The new hill grandstand will replace the existing Sydney Cricket Ground hill seating, that members will know of as Yabba's Hill, as well as the Doug Walters Stand. I am advised that as a result of Government funding the new hill grandstand will be open in December this year, in time for the all-important New Years Day Sydney test match. The Appropriations (Budget Variations) Bill 2008 will also support the people of my electorate. The Prince of Wales Hospital in Randwick that services my constituents will receive $2.1 million to open a further eight acute beds. The member for Heathcote is intensely interested in that.

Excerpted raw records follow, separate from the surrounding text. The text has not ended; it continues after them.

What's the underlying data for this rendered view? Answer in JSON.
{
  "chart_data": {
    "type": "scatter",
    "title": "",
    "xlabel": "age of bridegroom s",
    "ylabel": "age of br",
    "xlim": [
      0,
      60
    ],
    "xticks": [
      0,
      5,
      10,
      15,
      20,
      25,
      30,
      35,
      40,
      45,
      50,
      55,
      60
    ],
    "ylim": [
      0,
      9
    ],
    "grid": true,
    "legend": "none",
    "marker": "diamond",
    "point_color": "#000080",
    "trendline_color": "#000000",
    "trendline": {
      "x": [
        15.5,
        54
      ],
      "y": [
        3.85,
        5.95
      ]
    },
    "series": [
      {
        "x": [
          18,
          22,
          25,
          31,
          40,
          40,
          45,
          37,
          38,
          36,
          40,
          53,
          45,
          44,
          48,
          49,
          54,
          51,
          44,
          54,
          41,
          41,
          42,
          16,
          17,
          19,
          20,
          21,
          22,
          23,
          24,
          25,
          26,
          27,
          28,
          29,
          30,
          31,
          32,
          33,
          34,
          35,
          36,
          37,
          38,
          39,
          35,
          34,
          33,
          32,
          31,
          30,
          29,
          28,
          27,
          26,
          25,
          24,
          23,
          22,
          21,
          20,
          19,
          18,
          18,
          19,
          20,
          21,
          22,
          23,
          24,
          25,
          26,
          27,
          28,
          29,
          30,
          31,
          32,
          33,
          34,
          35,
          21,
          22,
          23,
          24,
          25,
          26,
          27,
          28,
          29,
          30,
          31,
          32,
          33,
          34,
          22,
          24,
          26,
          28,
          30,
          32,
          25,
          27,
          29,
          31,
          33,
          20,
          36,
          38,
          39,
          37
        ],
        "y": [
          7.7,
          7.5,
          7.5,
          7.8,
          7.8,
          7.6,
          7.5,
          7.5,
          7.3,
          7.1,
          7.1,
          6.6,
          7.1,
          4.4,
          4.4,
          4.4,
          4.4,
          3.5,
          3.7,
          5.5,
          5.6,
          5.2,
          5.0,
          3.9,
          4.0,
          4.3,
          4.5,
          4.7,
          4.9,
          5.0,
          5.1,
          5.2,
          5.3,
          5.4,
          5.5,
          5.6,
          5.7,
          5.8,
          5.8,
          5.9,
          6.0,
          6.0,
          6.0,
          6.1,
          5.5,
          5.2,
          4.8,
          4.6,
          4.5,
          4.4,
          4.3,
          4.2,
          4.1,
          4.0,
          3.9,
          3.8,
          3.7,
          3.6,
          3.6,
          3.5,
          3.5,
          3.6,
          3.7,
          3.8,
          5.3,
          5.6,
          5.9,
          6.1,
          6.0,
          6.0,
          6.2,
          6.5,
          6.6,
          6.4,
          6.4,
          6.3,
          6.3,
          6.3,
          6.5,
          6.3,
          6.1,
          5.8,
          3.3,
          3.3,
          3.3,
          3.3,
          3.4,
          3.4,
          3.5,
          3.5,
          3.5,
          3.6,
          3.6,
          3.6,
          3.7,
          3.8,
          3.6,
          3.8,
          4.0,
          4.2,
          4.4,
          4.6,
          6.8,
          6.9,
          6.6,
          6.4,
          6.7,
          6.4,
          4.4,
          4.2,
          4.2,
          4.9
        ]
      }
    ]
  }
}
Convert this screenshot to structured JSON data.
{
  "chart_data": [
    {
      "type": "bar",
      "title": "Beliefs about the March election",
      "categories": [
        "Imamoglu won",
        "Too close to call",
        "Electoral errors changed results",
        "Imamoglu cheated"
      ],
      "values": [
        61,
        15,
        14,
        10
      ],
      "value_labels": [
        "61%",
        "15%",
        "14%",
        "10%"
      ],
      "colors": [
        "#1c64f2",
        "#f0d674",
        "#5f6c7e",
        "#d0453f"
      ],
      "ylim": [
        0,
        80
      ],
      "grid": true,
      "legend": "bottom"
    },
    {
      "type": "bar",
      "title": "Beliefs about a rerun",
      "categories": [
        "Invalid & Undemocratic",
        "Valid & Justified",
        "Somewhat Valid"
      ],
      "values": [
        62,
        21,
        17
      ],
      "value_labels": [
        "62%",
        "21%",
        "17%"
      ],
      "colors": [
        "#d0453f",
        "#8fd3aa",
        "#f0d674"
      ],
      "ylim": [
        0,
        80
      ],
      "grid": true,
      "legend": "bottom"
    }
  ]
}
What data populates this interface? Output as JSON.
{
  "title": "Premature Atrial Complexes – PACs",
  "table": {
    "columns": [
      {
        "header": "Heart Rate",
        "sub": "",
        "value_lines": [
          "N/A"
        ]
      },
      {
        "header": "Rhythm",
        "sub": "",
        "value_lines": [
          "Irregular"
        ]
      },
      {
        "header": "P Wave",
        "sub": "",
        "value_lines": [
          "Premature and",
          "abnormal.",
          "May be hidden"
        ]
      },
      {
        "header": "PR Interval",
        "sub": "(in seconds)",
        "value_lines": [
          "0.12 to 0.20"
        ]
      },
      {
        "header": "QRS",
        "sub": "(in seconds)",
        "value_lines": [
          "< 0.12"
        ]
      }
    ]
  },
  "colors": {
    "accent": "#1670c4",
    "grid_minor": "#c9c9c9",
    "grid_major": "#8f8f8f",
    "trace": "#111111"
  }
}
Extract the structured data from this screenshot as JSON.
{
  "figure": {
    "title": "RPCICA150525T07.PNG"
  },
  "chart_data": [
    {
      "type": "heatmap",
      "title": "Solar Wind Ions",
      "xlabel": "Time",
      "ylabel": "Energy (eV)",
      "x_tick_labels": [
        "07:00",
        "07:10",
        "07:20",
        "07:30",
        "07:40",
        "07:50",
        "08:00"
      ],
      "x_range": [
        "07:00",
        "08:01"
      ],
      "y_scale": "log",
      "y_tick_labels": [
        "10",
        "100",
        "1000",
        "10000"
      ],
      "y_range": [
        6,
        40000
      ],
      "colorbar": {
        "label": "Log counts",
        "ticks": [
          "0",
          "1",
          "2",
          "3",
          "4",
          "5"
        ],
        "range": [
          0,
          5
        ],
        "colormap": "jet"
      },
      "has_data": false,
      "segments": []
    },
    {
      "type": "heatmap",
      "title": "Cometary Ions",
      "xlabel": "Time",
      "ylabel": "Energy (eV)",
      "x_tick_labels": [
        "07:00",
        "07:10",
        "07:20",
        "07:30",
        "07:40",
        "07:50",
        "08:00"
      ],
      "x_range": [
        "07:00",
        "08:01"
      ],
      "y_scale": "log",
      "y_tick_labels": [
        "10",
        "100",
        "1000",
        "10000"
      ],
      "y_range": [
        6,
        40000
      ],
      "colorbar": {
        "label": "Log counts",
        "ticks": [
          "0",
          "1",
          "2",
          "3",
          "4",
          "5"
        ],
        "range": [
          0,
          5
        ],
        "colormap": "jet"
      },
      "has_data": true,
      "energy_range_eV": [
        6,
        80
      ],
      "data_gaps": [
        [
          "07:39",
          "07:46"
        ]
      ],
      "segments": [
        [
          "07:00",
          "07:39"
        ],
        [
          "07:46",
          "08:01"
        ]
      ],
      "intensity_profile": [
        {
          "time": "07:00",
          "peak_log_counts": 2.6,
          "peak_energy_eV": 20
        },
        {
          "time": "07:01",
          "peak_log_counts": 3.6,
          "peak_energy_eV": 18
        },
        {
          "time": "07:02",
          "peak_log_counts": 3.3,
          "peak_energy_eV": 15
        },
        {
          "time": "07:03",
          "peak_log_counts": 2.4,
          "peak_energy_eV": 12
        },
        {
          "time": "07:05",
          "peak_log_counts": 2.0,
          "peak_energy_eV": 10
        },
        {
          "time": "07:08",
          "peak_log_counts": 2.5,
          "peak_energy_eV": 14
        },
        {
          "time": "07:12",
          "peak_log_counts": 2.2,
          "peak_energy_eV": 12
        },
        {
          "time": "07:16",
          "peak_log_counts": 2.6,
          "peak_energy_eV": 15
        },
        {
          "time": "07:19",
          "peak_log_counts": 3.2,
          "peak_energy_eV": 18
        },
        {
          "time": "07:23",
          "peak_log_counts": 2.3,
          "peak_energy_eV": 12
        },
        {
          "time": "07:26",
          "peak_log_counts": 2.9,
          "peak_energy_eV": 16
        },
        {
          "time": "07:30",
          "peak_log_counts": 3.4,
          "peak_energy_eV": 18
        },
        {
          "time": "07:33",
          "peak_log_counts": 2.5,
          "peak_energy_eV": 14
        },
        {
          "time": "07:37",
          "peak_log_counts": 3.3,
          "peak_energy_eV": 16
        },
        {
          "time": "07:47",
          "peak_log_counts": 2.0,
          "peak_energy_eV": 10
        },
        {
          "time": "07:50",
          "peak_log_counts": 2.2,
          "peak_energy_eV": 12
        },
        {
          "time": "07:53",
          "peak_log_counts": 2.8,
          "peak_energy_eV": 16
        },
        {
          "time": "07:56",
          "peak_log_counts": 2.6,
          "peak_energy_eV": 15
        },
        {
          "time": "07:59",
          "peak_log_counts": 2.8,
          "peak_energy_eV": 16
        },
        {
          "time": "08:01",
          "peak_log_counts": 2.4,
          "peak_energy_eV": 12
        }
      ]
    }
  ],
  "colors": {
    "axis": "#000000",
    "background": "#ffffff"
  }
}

Members of the Coalition cannot have it both ways. On the one hand they cannot call for additional beds and on the other hand when those beds are provided—as provided for in today's budget—they cannot incorrectly criticise the Government. That provision is in addition to initiatives announced in the 2007-08 budget for the Prince of Wales Hospital, which included $3.3 million towards the construction of a hyperbaric chamber at an estimated cost of $7.6 million. That vital, specialised equipment will be utilised by citizens across the State.
The 2007-08 budget makes provisions for the next financial year and was delivered before the start of that financial year. Members would be aware that throughout the year the Government must cater for unforeseen expenditures. The bill ensures that variations to the 2007-08 budget are appropriated by Parliament and that there is a transparent process for examining that expenditure. The Government, in presenting a further appropriation bill, seeks, as far as possible, to ensure that Parliament has the opportunity to scrutinise anticipated additional funding requirements prior to expenditures being incurred. That practice has an enhanced accountability for the expenditure of public moneys from the Consolidated Fund. Members opposite may need to be reminded that some other items relevant to the bill include the $10 million for a new educational wing at the Museum of Contemporary Art.
Ms Linda Burney: Hear! Hear!
Mr MICHAEL DALEY: The Minister for Fair Trading said, "Hear! Hear!" Further, $10.3 million has been allocated to extend the school safety zone plan and $4.4 million to cover World Youth Day planning costs.
Mr Mike Baird: A big plan.
Mr MICHAEL DALEY: Yes, a big plan, as the member for Manly quite rightly pointed out, in respect of the Government's budgetary achievements for the State. I remind the House that the bill includes $140 million to reduce rail debt. That is on top of the $960 million in rail debt repayment announced during the 2007-08 budget. It is prudent financial management for the Government to pay down debt where it can. Members opposite know all about debt: they are tremendous at racking it up but no good whatsoever at paying it off. Without exception they always leave that up to the Government. As highlighted in this debate, the Government's presentation of this bill is further evidence of its commitment to transparent and full financial reporting to Parliament and the community. I commend the bill to the House.
Question—That this bill be now agreed to in principle—put and resolved in the affirmative.
Motion agreed to.
Bill agreed to in principle.
Passing of the Bill
Bill declared passed and transmitted to the Legislative Council with a message seeking its concurrence in the bill.